En 1950, William Dieterle est déjà un cinéaste oublié, relégué aux années 30/40, période durant laquelle il fut l’un des meilleurs metteurs en scène de la Warner. Le temps n’a rien fait à l’affaire, il reste toujours un homme de l’avant-guerre. Wilhelm Dieterle est né en 1893 à Ludwigshafen en Allemagne dans une famille pauvre. Il lui a fallu une grande force de caractère, à 16 ans, pour abandonner son travail chez un ébéniste et suivre une troupe d’acteurs ambulants. Il y construit et monte les décors, du bricolage en somme. Dieterle a de la présence, il est grand et beau. Il monte sur les planches et se révèle un excellent acteur. Le grand Max Reinhardt le repère et l’intègre à son fameux Deutsches Theater berlinois après la Première Guerre mondiale. Il joue avec les plus grands acteurs de l’époque et tout naturellement le cinéma fait appel à lui. Dieterle joue dans une cinquantaine de films, durant les années 20. En 1923, il réalise son premier film : Der Mensch am Wege, qui passe inaperçu. Il y dirige une future star : Marlène Dietrich. Fasciné par le cinéma, il monte une société de production. Il obtient son premier succès en tant que réalisateur avec Chaînes (Geschlecht in Fesseln : die Sexualnot der Gefangenen) dans lequel il interprète le rôle principal. Le sujet plutôt osé, l’homosexualité en prison, attire l’attention de la filiale d’Universal en Allemagne.
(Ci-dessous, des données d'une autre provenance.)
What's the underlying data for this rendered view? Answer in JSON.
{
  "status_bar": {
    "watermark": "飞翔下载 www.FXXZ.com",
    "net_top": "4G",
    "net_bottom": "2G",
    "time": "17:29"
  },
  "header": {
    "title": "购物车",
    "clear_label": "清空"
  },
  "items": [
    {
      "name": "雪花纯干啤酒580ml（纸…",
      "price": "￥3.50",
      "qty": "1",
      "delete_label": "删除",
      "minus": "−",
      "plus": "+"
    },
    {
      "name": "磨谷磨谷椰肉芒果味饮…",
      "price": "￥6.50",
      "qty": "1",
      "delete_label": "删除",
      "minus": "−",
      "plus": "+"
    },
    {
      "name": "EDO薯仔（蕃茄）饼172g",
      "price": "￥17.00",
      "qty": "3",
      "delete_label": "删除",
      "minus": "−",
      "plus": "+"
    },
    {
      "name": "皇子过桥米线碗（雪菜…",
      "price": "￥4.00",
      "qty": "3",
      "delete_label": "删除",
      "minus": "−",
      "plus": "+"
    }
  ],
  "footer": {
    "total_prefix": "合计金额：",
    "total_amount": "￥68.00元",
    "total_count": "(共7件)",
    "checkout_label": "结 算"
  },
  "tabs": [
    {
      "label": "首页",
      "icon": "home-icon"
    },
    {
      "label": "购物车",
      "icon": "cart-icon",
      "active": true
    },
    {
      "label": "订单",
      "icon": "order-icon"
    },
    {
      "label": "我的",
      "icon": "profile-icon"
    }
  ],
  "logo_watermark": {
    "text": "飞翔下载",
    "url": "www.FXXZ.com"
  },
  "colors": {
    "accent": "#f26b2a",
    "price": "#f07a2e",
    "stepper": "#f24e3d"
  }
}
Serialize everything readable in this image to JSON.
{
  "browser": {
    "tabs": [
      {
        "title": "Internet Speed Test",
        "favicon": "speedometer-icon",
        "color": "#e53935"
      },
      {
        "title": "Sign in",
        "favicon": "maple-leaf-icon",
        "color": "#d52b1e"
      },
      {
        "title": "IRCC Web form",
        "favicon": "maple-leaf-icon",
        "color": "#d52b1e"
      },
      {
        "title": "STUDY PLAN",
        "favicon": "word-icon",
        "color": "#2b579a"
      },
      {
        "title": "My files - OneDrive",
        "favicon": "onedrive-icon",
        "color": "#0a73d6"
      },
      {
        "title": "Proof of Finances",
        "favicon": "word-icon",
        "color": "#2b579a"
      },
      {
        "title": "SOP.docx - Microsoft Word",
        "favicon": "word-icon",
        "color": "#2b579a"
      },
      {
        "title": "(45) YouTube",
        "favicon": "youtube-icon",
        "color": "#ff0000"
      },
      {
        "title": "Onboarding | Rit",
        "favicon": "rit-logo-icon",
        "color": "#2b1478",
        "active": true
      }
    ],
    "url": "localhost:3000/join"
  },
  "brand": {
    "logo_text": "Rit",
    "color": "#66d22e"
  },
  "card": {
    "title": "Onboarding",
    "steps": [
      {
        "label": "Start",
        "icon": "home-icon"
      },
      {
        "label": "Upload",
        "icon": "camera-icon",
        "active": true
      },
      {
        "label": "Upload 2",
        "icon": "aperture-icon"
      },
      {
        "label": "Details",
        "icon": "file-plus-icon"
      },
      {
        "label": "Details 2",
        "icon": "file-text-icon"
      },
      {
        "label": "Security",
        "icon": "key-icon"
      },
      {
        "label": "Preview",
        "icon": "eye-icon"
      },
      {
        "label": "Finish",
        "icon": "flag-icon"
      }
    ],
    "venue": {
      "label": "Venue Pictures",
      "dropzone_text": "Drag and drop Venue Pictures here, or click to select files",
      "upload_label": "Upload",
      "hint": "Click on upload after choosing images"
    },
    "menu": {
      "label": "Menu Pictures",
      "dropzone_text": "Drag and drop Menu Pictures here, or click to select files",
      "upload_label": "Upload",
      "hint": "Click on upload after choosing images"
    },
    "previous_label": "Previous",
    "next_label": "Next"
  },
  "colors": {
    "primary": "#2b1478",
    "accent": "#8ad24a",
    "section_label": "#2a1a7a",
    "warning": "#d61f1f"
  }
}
En 1929, Dieterle réalise sa première biographie avec Ludwig der Zweite, König von Bayern, genre qui fera sa renommée. Pour de sombres raisons financières, la production n’a jamais été une partie de plaisir. On évoque un paquet de dettes. En 1930, Dieterle et sa femme quittent l’Allemagne et débarquent dans la Mecque du cinéma, Hollywood. Il est engagé par la Warner comme acteur pour les versions allemandes de ses productions. Il a trop de talent pour rester un simple acteur et donne souvent des indications de mise en scène. Trois ans plus tard, Hal B. Wallis, directeur de la production du studio, impressionné par Dieterle, l’intronise réalisateur maison. Dieterle américanise son prénom en William. Il reprend contact avec son vieux maître Max Reinhardt qui présente en 1934 au Hollywood Bowl sa mise en scène de  Le Songe d’une nuit d’été. Dieterle a l’idée de transposer le spectacle au cinéma. Il convainc la Warner de mettre le film en production et co-signe le film avec Reinhardt (qui se charge des répétitions avec les acteurs). Le Songe d’une nuit d’été (A Midsummer Night’s Dream, 1935) une superbe transposition à l’écran de William Shakespeare. Au sein d’une distribution éblouissante se distinguent James Cagney et le jeune Mickey Rooney (13 ans). Et dans un tout petit rôle, le très jeune Kenneth Anger, futur pape de l’underground, en prince indien. Avec l’accession au pouvoir d’Hitler, les films de William  Dieterle prennent une tournure politique. Il s’oppose farouchement au nazisme avec les armes à sa disposition : le cinéma.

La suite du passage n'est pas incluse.